Diese Schäden sind hauptsächlich darauf zurückzuführen, dass der Wachstumszyklus der Rebe in diesem Jahr früher einsetzte, wobei der Austrieb etwa drei Wochen früher als üblich erfolgte. Durch diese Frühreife waren die Knospen besonders anfällig für Spätfröste.
Die Folgen für die Ernte sind noch ungewiss.

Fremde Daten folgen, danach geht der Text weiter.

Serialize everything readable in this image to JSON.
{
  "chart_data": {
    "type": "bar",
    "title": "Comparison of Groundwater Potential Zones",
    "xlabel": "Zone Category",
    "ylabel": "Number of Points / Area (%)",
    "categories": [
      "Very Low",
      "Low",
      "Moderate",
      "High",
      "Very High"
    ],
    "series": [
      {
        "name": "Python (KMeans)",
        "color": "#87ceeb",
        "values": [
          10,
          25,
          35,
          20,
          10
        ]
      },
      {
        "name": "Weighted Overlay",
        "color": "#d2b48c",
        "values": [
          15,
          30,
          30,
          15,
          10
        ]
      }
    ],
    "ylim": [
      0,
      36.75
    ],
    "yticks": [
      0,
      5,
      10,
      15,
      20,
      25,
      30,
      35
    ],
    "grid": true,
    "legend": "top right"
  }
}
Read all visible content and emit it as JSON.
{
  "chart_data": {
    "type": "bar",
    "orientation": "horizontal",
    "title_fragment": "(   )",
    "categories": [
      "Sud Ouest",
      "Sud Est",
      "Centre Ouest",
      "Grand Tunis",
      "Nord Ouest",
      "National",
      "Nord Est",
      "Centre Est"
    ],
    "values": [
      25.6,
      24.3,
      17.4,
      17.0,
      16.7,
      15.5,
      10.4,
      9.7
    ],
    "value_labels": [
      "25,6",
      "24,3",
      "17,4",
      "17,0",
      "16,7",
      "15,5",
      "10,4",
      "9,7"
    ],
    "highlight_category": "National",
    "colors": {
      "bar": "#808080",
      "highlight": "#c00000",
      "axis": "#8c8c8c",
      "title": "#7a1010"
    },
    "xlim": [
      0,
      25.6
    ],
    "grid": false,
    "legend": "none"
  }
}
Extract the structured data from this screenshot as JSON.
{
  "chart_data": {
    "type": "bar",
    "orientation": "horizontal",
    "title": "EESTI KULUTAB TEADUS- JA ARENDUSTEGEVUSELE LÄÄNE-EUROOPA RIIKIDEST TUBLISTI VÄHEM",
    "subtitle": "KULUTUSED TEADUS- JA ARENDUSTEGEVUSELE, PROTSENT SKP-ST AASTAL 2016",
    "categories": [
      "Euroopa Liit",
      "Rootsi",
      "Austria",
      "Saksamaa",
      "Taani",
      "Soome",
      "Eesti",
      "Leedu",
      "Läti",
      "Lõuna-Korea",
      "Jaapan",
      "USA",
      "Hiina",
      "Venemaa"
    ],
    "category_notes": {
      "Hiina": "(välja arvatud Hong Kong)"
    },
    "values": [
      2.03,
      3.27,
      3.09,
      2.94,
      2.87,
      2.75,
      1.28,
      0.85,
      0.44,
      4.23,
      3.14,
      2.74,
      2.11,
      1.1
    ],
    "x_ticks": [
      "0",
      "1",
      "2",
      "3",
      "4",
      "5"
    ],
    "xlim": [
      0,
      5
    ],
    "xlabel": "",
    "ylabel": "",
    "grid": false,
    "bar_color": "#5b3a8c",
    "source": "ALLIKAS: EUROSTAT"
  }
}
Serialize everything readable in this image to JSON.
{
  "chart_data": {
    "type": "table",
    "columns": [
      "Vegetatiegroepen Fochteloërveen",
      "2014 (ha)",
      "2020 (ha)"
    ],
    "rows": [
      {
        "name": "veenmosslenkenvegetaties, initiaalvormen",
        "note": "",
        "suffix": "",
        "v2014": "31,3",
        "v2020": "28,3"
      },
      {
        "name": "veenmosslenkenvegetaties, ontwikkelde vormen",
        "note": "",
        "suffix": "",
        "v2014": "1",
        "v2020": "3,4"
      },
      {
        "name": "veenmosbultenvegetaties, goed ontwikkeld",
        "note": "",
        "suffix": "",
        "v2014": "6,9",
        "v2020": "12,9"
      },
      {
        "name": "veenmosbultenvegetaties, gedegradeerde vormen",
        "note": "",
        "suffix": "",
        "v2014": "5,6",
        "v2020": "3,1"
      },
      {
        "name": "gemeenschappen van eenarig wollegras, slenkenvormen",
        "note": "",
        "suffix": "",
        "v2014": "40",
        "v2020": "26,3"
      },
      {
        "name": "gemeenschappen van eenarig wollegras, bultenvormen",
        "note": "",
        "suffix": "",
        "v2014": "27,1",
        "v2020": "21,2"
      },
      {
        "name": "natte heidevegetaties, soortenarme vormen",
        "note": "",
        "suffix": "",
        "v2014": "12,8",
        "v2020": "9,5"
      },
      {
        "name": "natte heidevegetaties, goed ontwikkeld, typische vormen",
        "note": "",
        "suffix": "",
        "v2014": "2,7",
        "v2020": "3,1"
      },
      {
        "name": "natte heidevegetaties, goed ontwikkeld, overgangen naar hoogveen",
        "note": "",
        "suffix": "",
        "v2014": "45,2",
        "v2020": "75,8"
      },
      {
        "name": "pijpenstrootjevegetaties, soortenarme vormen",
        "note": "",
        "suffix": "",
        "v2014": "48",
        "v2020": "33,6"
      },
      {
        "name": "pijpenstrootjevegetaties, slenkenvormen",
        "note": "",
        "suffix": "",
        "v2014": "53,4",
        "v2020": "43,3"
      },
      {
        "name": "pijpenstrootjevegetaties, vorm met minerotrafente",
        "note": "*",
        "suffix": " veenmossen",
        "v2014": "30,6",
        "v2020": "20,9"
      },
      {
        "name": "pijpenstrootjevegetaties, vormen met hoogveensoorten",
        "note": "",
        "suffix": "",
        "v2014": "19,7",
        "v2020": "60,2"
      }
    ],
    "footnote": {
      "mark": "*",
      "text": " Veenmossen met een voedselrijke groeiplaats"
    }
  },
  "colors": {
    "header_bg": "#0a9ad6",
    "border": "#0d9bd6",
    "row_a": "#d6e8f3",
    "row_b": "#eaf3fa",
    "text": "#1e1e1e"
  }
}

Experten weisen darauf hin, dass es noch zu früh sei, die genauen Auswirkungen auf die Produktion abzuschätzen, da die zukünftigen Wetterbedingungen die Entwicklung der Reben bis zum Erntezeitpunkt noch beeinflussen könnten.
Diese Situation trifft die Branche in einem ohnehin schon fragilen Umfeld, das durch einen Rückgang der Champagnerlieferungen in den letzten Jahren gekennzeichnet ist. Die Menge der geernteten Trauben bestimmt jedoch nicht direkt die Qualität des Weins, die vom gesamten Wachstumszyklus abhängt.